Medicinal Uses: Soothes digestion, especially flatulence, constipation, and indigestion. Promotes milk production in lactating woman and animals. The herbalist Nicholas Culpeper relates a common use of it, its seed or leaves boiled in barley water and then drunk by nursing mothers to increase their milk and its quality for the infant. Used in China for food poisoning. Infusion is used for gum disease, loose teeth, laryngitis, and sore throats. Chew to relieve hunger pangs. Fennel has a mild stimulant effect. Recently found to reduce the toxic effects of alcohol on the system. Fennel seed, bruised and boiled in water, and then added to syrup and soda water will relieve flatulence in infants.
Household Uses: Cook in any kind of meat dish, or put in salad. Use in baths for deep cleansing. Chew to sweeten breath.
Traditional Magical Uses: Romans believed that serpents sucked the juice of the plant to improve their eyesight after shedding their skins. Greeks used it to magically lose weight and grow thin. Grown around the house or hung in doors and windows, it is protective. Carried, it wards off ticks and biting bugs. Burn for purification and healing mixtures. In Lacnunga, Fennel is used in charms against all manner of ill-meaning wights, from elves to sorcerers, and even against insanity.

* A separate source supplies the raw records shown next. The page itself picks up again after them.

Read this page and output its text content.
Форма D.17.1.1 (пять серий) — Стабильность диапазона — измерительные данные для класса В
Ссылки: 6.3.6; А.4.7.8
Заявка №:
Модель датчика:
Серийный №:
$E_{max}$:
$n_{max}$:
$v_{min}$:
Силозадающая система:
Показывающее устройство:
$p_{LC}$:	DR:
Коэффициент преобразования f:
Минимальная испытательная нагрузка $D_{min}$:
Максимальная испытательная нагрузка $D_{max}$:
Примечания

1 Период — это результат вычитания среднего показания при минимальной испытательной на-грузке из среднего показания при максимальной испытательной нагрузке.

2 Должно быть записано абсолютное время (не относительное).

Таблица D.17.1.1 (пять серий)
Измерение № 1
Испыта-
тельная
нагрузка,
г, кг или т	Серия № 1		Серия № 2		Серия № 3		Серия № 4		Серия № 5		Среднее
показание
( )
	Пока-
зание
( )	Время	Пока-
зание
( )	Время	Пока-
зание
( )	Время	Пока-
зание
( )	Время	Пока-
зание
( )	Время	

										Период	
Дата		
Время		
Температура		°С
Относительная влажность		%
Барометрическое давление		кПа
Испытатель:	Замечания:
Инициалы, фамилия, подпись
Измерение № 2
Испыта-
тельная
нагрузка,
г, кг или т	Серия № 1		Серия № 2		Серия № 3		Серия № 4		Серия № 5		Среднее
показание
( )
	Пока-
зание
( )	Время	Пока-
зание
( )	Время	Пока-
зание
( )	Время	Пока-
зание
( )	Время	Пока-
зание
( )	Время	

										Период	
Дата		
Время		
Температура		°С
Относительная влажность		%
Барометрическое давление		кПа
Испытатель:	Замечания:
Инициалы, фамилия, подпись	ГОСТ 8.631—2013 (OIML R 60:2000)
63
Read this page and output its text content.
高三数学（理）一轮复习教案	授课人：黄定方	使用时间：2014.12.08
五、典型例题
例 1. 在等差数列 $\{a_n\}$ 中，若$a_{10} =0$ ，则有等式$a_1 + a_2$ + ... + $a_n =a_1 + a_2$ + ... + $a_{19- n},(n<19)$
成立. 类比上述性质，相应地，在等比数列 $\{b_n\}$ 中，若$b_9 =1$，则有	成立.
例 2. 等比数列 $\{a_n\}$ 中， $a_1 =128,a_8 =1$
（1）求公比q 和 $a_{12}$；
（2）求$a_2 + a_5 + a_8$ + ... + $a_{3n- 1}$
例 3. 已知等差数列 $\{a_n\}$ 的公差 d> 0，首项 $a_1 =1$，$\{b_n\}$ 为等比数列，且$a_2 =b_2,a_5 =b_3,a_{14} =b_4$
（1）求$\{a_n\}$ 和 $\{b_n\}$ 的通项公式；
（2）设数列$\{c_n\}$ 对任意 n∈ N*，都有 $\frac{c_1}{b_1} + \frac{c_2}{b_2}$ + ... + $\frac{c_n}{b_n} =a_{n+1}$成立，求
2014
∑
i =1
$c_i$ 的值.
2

Shamanic Magical Use: This is the herb of Svartalfheim and Nidavellir. Together with Sweet Cicely, it is used to protect against elf-shot, and to treat cases of that remedy. Also like Sweet Cicely, Fennel aids in the Gift of Sight, but it gives the ability to see the darknesses in life - the hidden anger and pain, the inner rot, the creeping deaths. This makes it useful in shamanic client-work when one must discern hard truths about someone's behavior, or find hidden disease or poisoning. Drink in tea or smoke it or eat the seeds (preferably seven of them).